This post from 2014 was lightly edited (photos added and resources updated) in 2020. For more information on feet and gait, read through Our Favorite Feet, Footwear, and Walking Resources.
The weather is beginning to warm. Not everywhere, but in some places, like where I am right now. (I am fully accepting jerk status from those of you still looking out your window and seeing white.)

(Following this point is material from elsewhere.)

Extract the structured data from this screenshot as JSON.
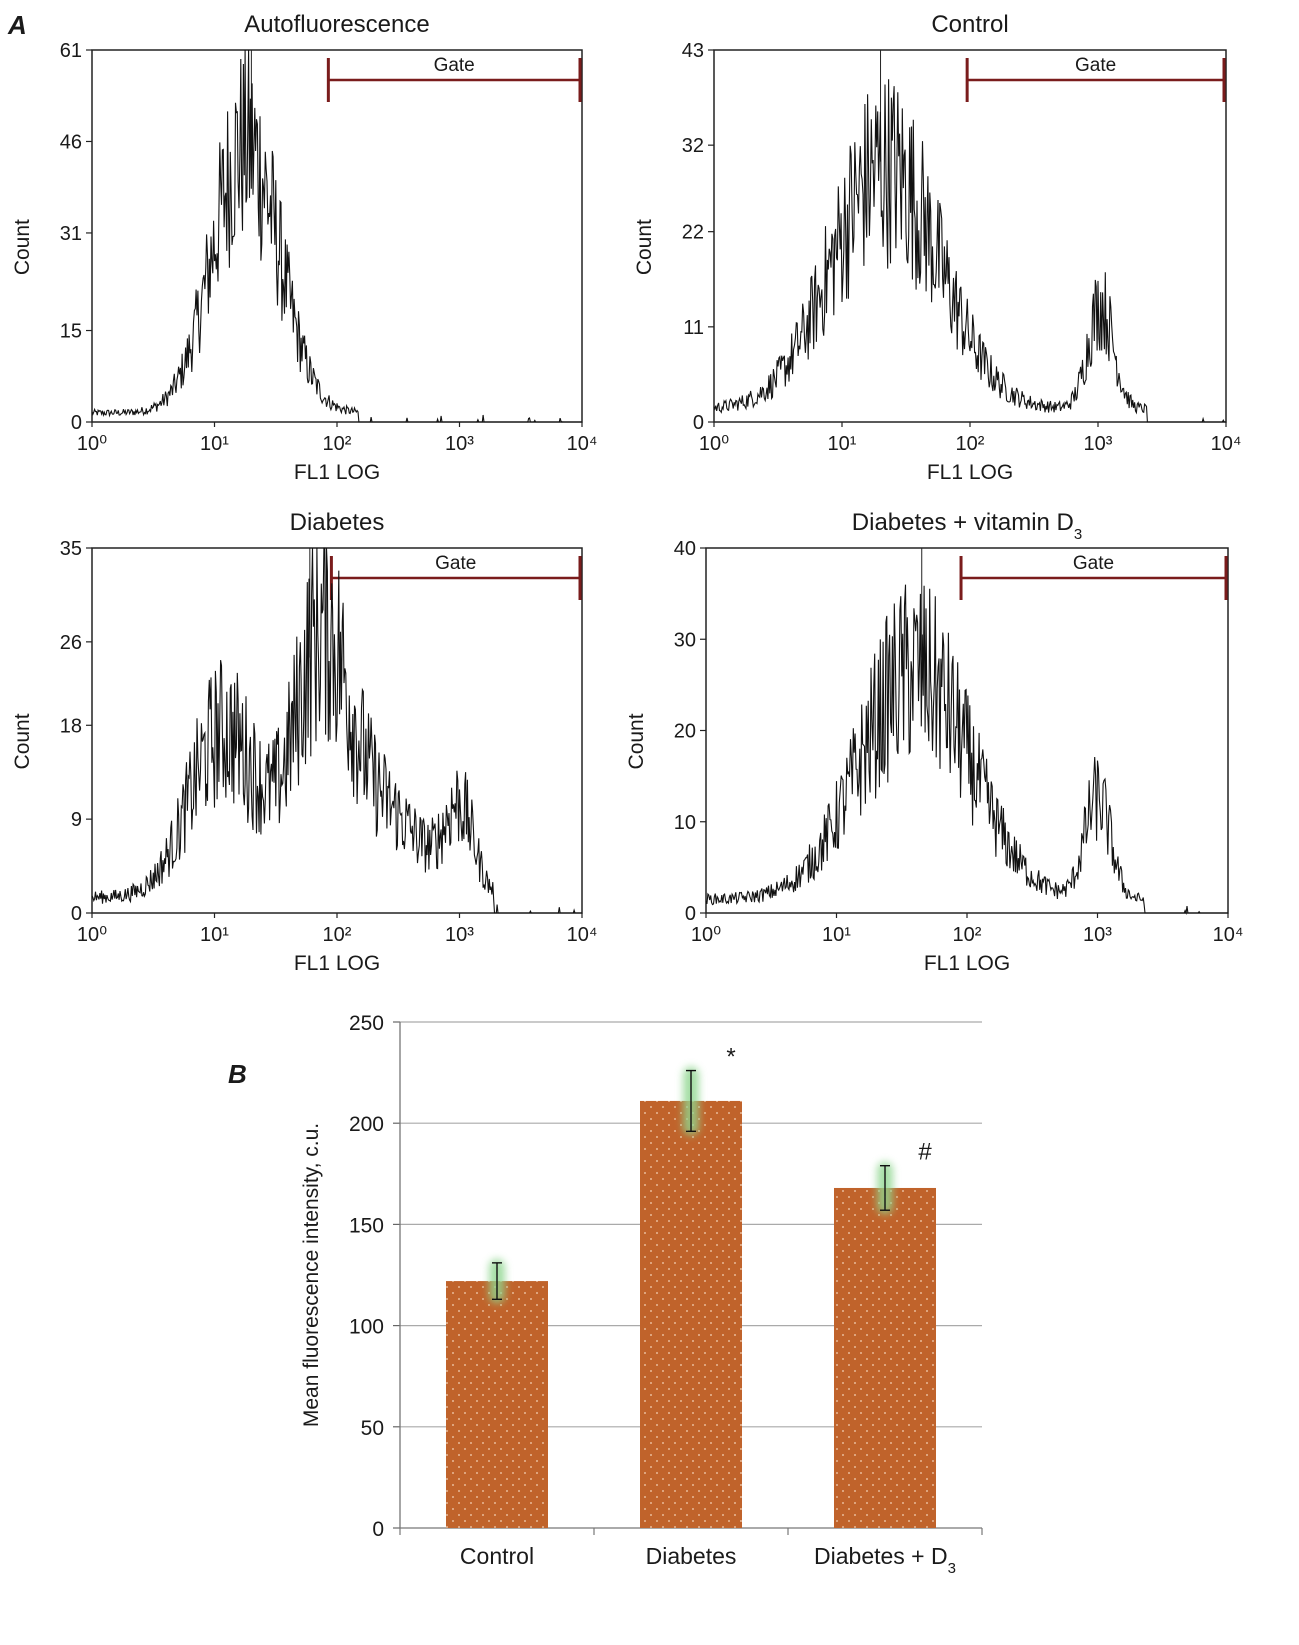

No matter where you live, pretend it’s warm enough to start thinking about “spring shoes," but before you reach for the flip flops, read this: When you wear shoes that don't fully connect to your foot (flip flops, slides, mules, slippers) your toes and feet have to work differently to hold the shoe on when you're walking.
This is how your lower leg and foot move to do so (note: I've left out some of the foot as I am also cooking breakfast).
The "grip" to keep footwear on curls some toe bones up and some down, drives the end of some bones into the ground creating higher-than-normal pressure (hello fracture-potentially-in-the-making!) and drives the ends of some bones up into the top of the shoe (file under: corn, calluses). I won't even mention the tension down the front of the leg—you’ll find it yourself during this top-of-the-foot-stretching exercise that helps undo the chronic tension in both the toes and in the front of the ankle.
Follow a Top Of The Foot Stretch up with our gait-specific Calf Stretch:
Flipping through a magazine I saw a picture of a flip-flop grip in action. Check it out!
You can also do your own experiment by putting on any slip-on shoe, then slowing your flip-flop walk a bit to watch and feel for what your toes reflexively do in order to keep your flop on.
Now I like spring and summer shoes as much as the next person, but I also like my feet to feel great and to be able to walk long distances without pain. So, I've swapped out all my slide-on sandals for ones that have a strap around the back, like Unshoes and Earthrunners. Find many spring and summer options on our minimal footwear list!
Carl, T., Barrett S. 2008. Computerized Analysis of Plantar Pressure Variation in Flip-Flops, Athletic Shoes, and Bare Feet. Journal of the American Podiatric Medical Association Volume 98 Number 5 374-378.
Shroyer, J., Weimar W. 2010. Comparative Analysis of Human Gait While Wearing Thong-Style Flip-flops versus Sneakers. Journal of the American Podiatric Medical Association, Volume 100 Number 4 251-257.